Date nights are something we prioritize.  If you have a hard time committing to date night try out the Adventure Book Challenge for Couples. This is filled with surprise dates in different categories and prompts to get you engaged and doing something fun. It even recommends capturing a photo to document your adventure!

In the busy-ness of life, if you can travel with your spouse there is something special about traveling and experiencing new things together. We’ve taken many vacations over the years from road trips to staycations, but the Maldives was something I’ll never forget! Take the time to go away together and forget the chaos of life.
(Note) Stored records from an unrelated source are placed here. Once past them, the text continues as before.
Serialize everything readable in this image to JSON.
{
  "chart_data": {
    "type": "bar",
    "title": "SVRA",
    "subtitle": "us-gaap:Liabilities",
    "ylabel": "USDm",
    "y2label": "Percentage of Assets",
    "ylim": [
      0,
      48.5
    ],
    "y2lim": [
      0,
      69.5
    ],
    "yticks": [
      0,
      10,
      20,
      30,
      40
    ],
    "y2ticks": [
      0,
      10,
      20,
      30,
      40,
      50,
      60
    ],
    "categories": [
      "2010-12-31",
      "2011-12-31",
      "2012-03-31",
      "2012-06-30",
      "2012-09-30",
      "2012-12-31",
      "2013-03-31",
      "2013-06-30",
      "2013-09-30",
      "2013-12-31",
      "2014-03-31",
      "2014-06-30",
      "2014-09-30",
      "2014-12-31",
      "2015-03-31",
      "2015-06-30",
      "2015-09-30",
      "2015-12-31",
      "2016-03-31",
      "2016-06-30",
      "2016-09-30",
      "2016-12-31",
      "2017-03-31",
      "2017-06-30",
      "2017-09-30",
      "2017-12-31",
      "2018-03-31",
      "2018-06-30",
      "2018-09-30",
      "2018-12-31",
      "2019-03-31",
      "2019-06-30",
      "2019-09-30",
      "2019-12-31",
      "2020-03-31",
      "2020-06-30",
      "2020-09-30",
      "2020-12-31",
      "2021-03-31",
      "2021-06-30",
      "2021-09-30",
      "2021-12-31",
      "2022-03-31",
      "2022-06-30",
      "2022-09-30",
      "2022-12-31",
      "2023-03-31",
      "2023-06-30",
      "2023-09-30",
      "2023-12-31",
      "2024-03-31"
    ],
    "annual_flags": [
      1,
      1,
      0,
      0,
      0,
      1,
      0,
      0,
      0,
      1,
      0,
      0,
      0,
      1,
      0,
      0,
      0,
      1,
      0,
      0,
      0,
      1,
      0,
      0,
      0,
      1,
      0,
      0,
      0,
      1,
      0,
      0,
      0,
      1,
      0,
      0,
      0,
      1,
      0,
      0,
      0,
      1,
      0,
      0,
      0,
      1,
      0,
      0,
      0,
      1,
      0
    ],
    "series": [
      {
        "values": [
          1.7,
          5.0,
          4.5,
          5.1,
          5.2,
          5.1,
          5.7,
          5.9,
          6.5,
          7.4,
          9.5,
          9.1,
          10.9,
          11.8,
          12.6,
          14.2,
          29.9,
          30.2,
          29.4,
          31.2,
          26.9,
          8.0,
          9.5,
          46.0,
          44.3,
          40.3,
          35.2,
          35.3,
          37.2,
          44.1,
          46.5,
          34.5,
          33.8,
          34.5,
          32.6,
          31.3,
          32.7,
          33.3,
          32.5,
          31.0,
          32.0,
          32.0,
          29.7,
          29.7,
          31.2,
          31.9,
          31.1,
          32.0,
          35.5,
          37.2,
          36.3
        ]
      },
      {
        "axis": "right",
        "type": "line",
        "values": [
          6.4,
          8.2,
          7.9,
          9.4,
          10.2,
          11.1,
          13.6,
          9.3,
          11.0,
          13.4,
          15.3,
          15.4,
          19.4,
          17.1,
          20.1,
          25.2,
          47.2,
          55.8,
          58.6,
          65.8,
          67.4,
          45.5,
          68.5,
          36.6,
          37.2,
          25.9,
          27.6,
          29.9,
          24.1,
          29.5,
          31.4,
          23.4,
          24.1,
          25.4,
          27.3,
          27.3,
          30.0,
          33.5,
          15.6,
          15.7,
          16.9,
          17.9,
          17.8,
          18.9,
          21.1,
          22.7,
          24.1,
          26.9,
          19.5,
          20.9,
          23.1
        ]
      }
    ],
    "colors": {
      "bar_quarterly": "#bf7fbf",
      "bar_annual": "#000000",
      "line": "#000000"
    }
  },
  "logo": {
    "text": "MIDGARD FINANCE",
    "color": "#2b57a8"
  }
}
Don’t worry about the kids, it’s good for them to witness Mom and Dad spending time together and modeling an example of a healthy Husband and Wife relationship. One day the kids will be grown and it will just be the two of you again. Don’t be strangers once that time comes! 

No matter what stage of life you are in. Marriage is something to celebrate and continuously nurture. Cheers to 20 years for Nate and I.  He truly is my best friend, my cuddle partner, and we love making each other laugh! I love him deep and I am grateful that we continue to choose each other through it all! The stages are only a part of the process, but more importantly it’s the hard work and dedication that you put in daily that truly makes you become one. Cheers to you and whichever stage you are in; remember to persevere and be empowered but most importantly love, pray and cherish each other!